I got stuck really quickly when I started writing this novel. In part I thought it would be some sort of metaphorical telling of my childhood. My friend Nancy Blaine had given me a beautiful Chronicle book about the saints, so I decided to look up the characters' namesakes to fill in backstory. The protagonist is little Cee-Cee Bianco, and I found all this incredible literature about St. Cecilia, who is the patron saint of music. There are wonderful poems by Dryden, Pope and W.H. Auden, but I really became enchanted with Chaucer's version of her story, which probably originated in Caxton's "Golden Legend." The story of St. Cecilia was passed down quite a bit from writer to writer through the generations.
It would seem a Catholic upbringing, like a Southern one, is a rich breeding ground for inspiration. How would you prepare the agnostics among us for the religious elements of this story?
I'm afraid I can't really help out in that regard. Let's hope some reviewer will offer up an interpretation to help.

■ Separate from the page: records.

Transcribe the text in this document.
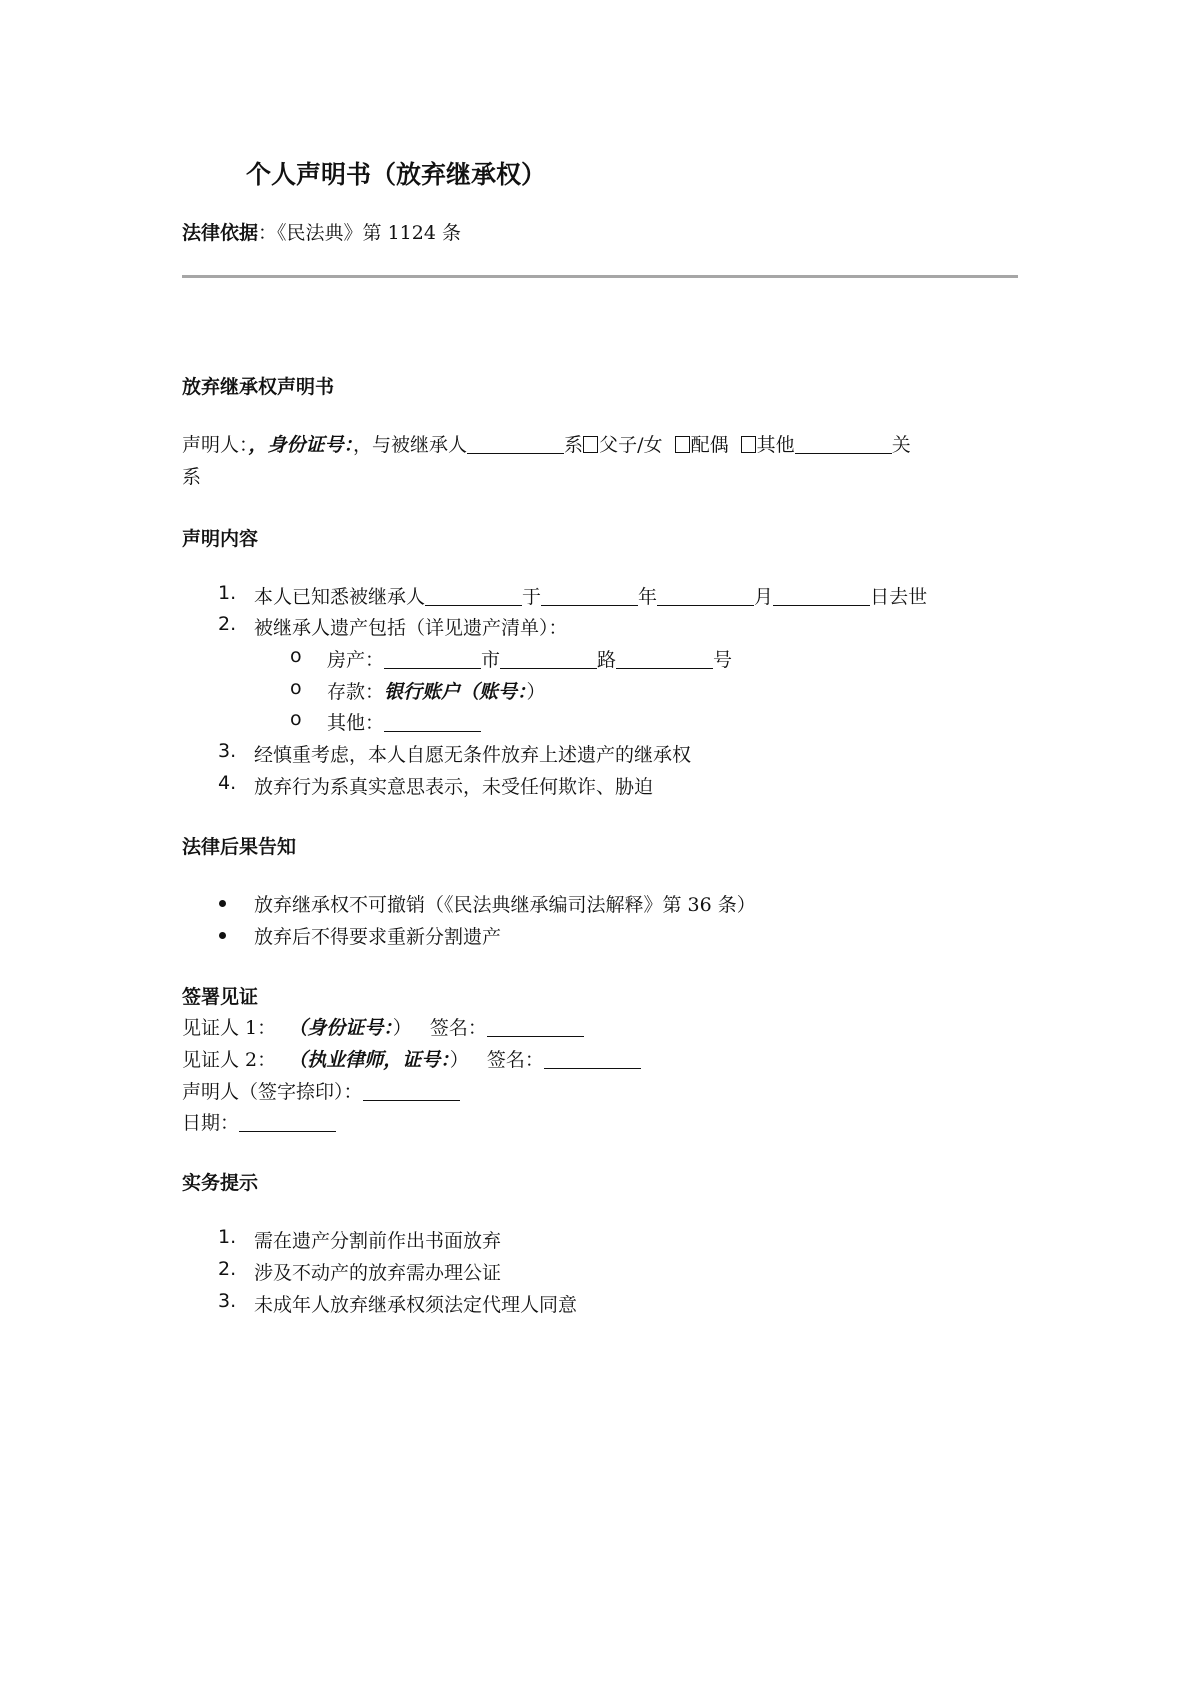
个人声明书（放弃继承权）
法律依据：《民法典》第 1124 条
放弃继承权声明书
声明人：，身份证号：，与被继承人	系 父子/女 配偶 其他	关
系
声明内容
1. 本人已知悉被继承人	于	年	月	日去世
2. 被继承人遗产包括（详见遗产清单）：
o 房产：	市	路	号
o 存款：银行账户（账号：）
o 其他：
3. 经慎重考虑，本人自愿无条件放弃上述遗产的继承权
4. 放弃行为系真实意思表示，未受任何欺诈、胁迫
法律后果告知
放弃继承权不可撤销（《民法典继承编司法解释》第 36 条）
放弃后不得要求重新分割遗产
签署见证
见证人 1： （身份证号：） 签名：
见证人 2： （执业律师，证号：） 签名：
声明人（签字捺印）：
日期：
实务提示
1. 需在遗产分割前作出书面放弃
2. 涉及不动产的放弃需办理公证
3. 未成年人放弃继承权须法定代理人同意
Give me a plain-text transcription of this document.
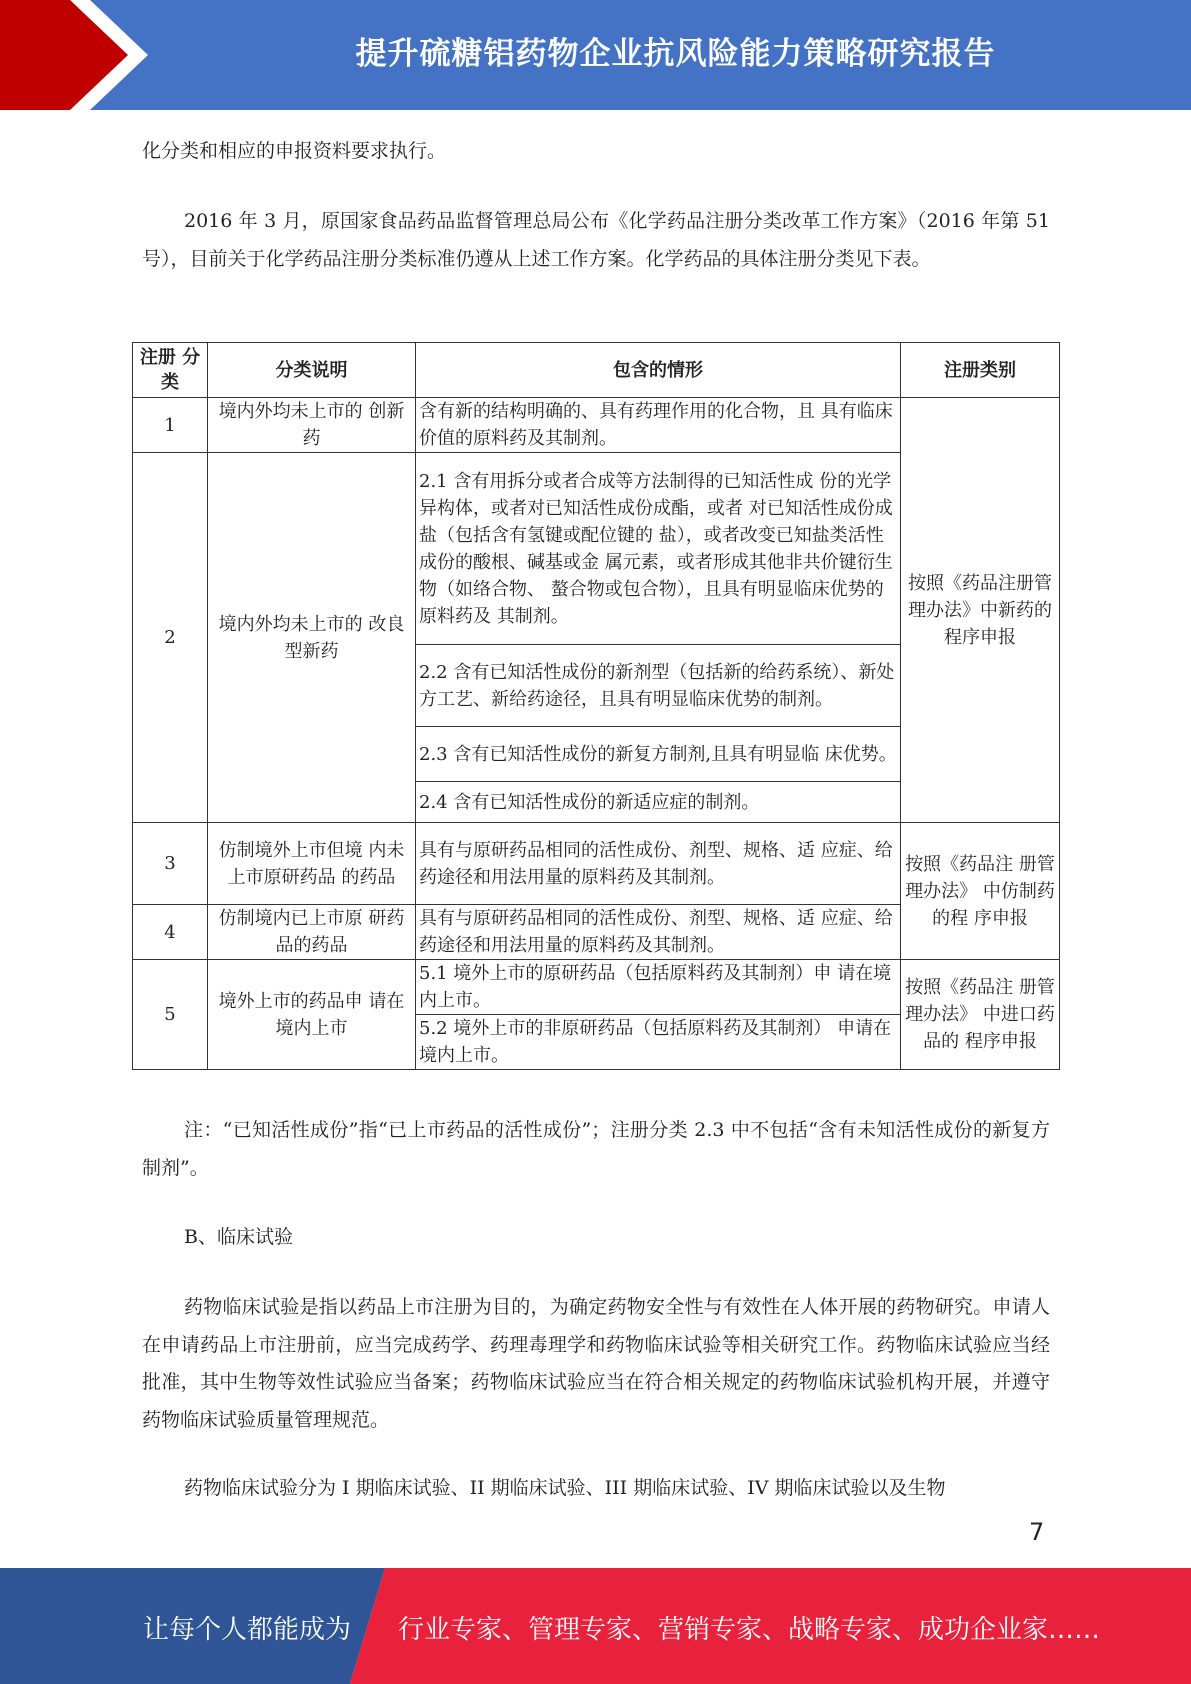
提升硫糖铝药物企业抗风险能力策略研究报告

化分类和相应的申报资料要求执行。

2016 年 3 月，原国家食品药品监督管理总局公布《化学药品注册分类改革工作方案》（2016 年第 51 号），目前关于化学药品注册分类标准仍遵从上述工作方案。化学药品的具体注册分类见下表。

注册 分类	分类说明	包含的情形	注册类别
1	境内外均未上市的 创新药	含有新的结构明确的、具有药理作用的化合物，且 具有临床价值的原料药及其制剂。	按照《药品注册管理办法》中新药的程序申报
2	境内外均未上市的 改良型新药	2.1 含有用拆分或者合成等方法制得的已知活性成 份的光学异构体，或者对已知活性成份成酯，或者 对已知活性成份成盐（包括含有氢键或配位键的 盐），或者改变已知盐类活性成份的酸根、碱基或金 属元素，或者形成其他非共价键衍生物（如络合物、 螯合物或包合物），且具有明显临床优势的原料药及 其制剂。	
		2.2 含有已知活性成份的新剂型（包括新的给药系统）、新处方工艺、新给药途径，且具有明显临床优势的制剂。	
		2.3 含有已知活性成份的新复方制剂,且具有明显临 床优势。	
		2.4 含有已知活性成份的新适应症的制剂。	
3	仿制境外上市但境 内未上市原研药品 的药品	具有与原研药品相同的活性成份、剂型、规格、适 应症、给药途径和用法用量的原料药及其制剂。	按照《药品注 册管理办法》 中仿制药的程 序申报
4	仿制境内已上市原 研药品的药品	具有与原研药品相同的活性成份、剂型、规格、适 应症、给药途径和用法用量的原料药及其制剂。	
5	境外上市的药品申 请在境内上市	5.1 境外上市的原研药品（包括原料药及其制剂）申 请在境内上市。	按照《药品注 册管理办法》 中进口药品的 程序申报
		5.2 境外上市的非原研药品（包括原料药及其制剂） 申请在境内上市。	

注：“已知活性成份”指“已上市药品的活性成份”；注册分类 2.3 中不包括“含有未知活性成份的新复方制剂”。

B、临床试验

药物临床试验是指以药品上市注册为目的，为确定药物安全性与有效性在人体开展的药物研究。申请人在申请药品上市注册前，应当完成药学、药理毒理学和药物临床试验等相关研究工作。药物临床试验应当经批准，其中生物等效性试验应当备案；药物临床试验应当在符合相关规定的药物临床试验机构开展，并遵守药物临床试验质量管理规范。

药物临床试验分为 I 期临床试验、II 期临床试验、III 期临床试验、IV 期临床试验以及生物

7
让每个人都能成为 行业专家、管理专家、营销专家、战略专家、成功企业家……
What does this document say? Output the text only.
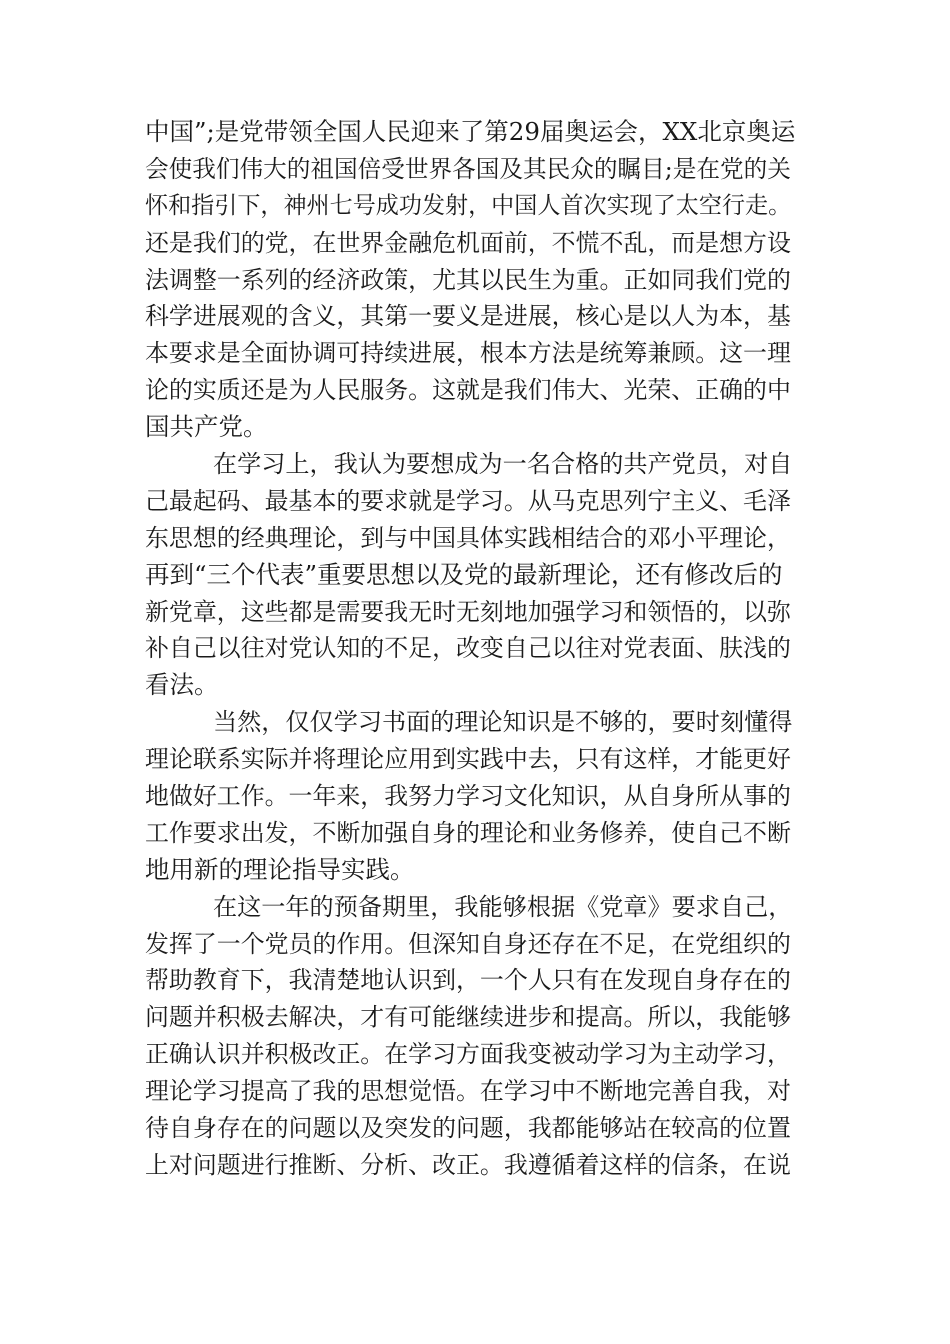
中国”;是党带领全国人民迎来了第29届奥运会，XX北京奥运
会使我们伟大的祖国倍受世界各国及其民众的瞩目;是在党的关
怀和指引下，神州七号成功发射，中国人首次实现了太空行走。
还是我们的党，在世界金融危机面前，不慌不乱，而是想方设
法调整一系列的经济政策，尤其以民生为重。正如同我们党的
科学进展观的含义，其第一要义是进展，核心是以人为本，基
本要求是全面协调可持续进展，根本方法是统筹兼顾。这一理
论的实质还是为人民服务。这就是我们伟大、光荣、正确的中
国共产党。
在学习上，我认为要想成为一名合格的共产党员，对自
己最起码、最基本的要求就是学习。从马克思列宁主义、毛泽
东思想的经典理论，到与中国具体实践相结合的邓小平理论，
再到“三个代表”重要思想以及党的最新理论，还有修改后的
新党章，这些都是需要我无时无刻地加强学习和领悟的，以弥
补自己以往对党认知的不足，改变自己以往对党表面、肤浅的
看法。
当然，仅仅学习书面的理论知识是不够的，要时刻懂得
理论联系实际并将理论应用到实践中去，只有这样，才能更好
地做好工作。一年来，我努力学习文化知识，从自身所从事的
工作要求出发，不断加强自身的理论和业务修养，使自己不断
地用新的理论指导实践。
在这一年的预备期里，我能够根据《党章》要求自己，
发挥了一个党员的作用。但深知自身还存在不足，在党组织的
帮助教育下，我清楚地认识到，一个人只有在发现自身存在的
问题并积极去解决，才有可能继续进步和提高。所以，我能够
正确认识并积极改正。在学习方面我变被动学习为主动学习，
理论学习提高了我的思想觉悟。在学习中不断地完善自我，对
待自身存在的问题以及突发的问题，我都能够站在较高的位置
上对问题进行推断、分析、改正。我遵循着这样的信条，在说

What is your favorite aspect of Miracle Girls?
I love how cranky Sister Edward is saved by ordinary human love, and that she ultimately becomes the one who carries the story of Cee-Cee's miracles forward. She is the second nun from Chaucer's "Second Nun's Tale," who in Chaucerian style tells of Cee-Cee Bianco for the rest of her life.
But my secret favorite part that no one knows about but me is that the freight cars in the dead train yard, where Sister Amanda goes looking for the first missing girl, are named after other famous poets who wrote about St. Cecilia. I think the list is something like: Romeville-Turner Radiators, Erie-Canterbury Coal, Dryden Oil Drums, Pope's Fuel & Propane. And there's also Wystan H.A. Livestock, which is for W.H. Auden. Just something I did for my own amusement.
Are there novels you wish you had written? Any you have been more inspired by than others?
I don't tend to read other writers and wish I'd written their books. More often, I get absorbed and lost in their writing, and I love them for that. On occasion, I will study how they did what they did, and that kind of insight sinks in and becomes part of my writing, I think.
Well, maybe when I read Nabokov's novels, I wish I'd written them. I really appreciate his playfulness and word games, anagrams and doubling metaphors -- maybe because I studied Russian and got to read part of them in translation? Of course, Nabokov wrote in English, which wasn't even his second language, because he was a genius. But I suppose those are books I read with envy...though I think I would call it heightened admiration much more than envy. I kind of marvel how he is able to pull it all off.
Any writers you like that might shock readers of Miracle Girls?
I love some of Chuck Palahniuk's work. It's weird and wonderful and dark. But I also love character-focused writers whom you might expect me to like: Elizabeth McCracken, Alice Munro, Junot Diaz, Sally Bellerose.
Have readers had unexpected reactions to your novel?
That it's dark. That the writing is like a secondary character. That it offers a gritty view of the world. You know, you write one book, but often people read an entirely other book. For me, Miracle Girls is a novel that shines a great light of hope in a dark world. I don't know if all readers will necessarily see that. But for me it's so bright that I'm surprised when it's not the first thing people say about the book.
And now at last you've finally released Miracle Girls into the world. Any postpartum depression?
I do sometimes feel sad that writing this novel is over now. It was with me for so long. I will never again get to shape and edit it. I will never again get to have it with me alive where it only belongs to me. Now it belongs to everyone who reads it.